Нагибин Юрий Маркович - Река Гераклита стр 11.

Шрифт
Фон

Никто не смеет войти к дяде Мише в эти минуты, пуще всего - жена. Исключение составляет лишь стодвухлетняя бабушка хозяина. В обычные дни ее не видно, никто не знает, где находится ее обиталище. По уверению моего друга Кольки Глушаева, Старая бабка существует в образе черной, засохшей ракиты, подпирающей летнюю кухню на задах дачи. Но вот из коридора доносятся шаркающие шаги, сердце во мне обмирает, кто сейчас появится: дерево, человек? Дверь чуть приоткрывается, и в щель проскальзывает старуха. Она худа, как тень, сломлена в плечах и все же длинна, будто на ходулях, темный, до пят, балахон, сливающийся с темным платком, делает ее еще выше. Глубокие провалы между челюстями и заушинами образуют то, что в народе называют "лошадиной головой", - большое, длинное лицо бабки, выдвинутое впереди, качается над впалой грудью. В этом лице нет ни красок, ни движения, бесцветные глаза потонули в ямах глазниц, и странен ее довольно звучный, окрашенный насмешкой голос.

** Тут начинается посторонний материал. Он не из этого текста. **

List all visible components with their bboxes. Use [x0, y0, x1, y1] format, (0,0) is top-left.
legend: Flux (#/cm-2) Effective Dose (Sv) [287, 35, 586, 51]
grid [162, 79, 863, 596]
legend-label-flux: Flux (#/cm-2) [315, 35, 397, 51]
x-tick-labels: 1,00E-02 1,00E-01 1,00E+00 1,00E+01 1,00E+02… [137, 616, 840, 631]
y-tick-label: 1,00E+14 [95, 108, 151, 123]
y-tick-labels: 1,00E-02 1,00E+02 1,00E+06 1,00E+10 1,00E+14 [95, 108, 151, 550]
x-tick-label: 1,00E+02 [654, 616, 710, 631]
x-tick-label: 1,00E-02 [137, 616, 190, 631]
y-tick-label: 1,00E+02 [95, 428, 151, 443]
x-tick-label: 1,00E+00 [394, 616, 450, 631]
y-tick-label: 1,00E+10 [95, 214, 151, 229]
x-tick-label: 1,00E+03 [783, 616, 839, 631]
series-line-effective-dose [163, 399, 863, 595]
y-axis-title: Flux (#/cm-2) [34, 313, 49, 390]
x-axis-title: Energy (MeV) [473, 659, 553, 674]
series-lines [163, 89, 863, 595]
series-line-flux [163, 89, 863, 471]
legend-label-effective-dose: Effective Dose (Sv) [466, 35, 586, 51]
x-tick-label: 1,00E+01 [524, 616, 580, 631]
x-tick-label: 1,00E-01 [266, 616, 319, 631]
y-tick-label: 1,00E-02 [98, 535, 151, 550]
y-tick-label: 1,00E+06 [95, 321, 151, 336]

- Тоскуешь? - спрашивает она, вырастая над дядей Мишей и перечеркивая его своей длинной тенью.

- Тоскую, старая. - Дядя Миша, верно, знал, что она придет, он не высказывает ни удивления, ни испуга, ни, тем более, недовольства, похоже, он даже рад ей.

- Томишься?

- Томлюсь, старая.

- Ну и дурак ты, малый, больше ничего.

- Известно - дурак, а с того не легче.

- Знаешь, когда рыцарю смерть за спину села?..

- Струсил он, что ли, когда?..

- Вот, сам же говоришь. И у тебя гостья за спиной, а у меня нету, вишь, нету! - большими, как сковороды, руками, она накрест хлопает себя по остро торчащим лопаткам, уже становящимся крыльями.

- Ты не врешь, старая?

- Чего врать-то? Я страх этот смолоду из себя выплюнула. И легко моему коню меня одну нести.

- Может, ты вообще не помрешь?

- Как же я могу помереть, коли я ее до себя не допускаю?

- Ври больше, старая. Помрешь, за милую душу, гляди, до утра не протянешь.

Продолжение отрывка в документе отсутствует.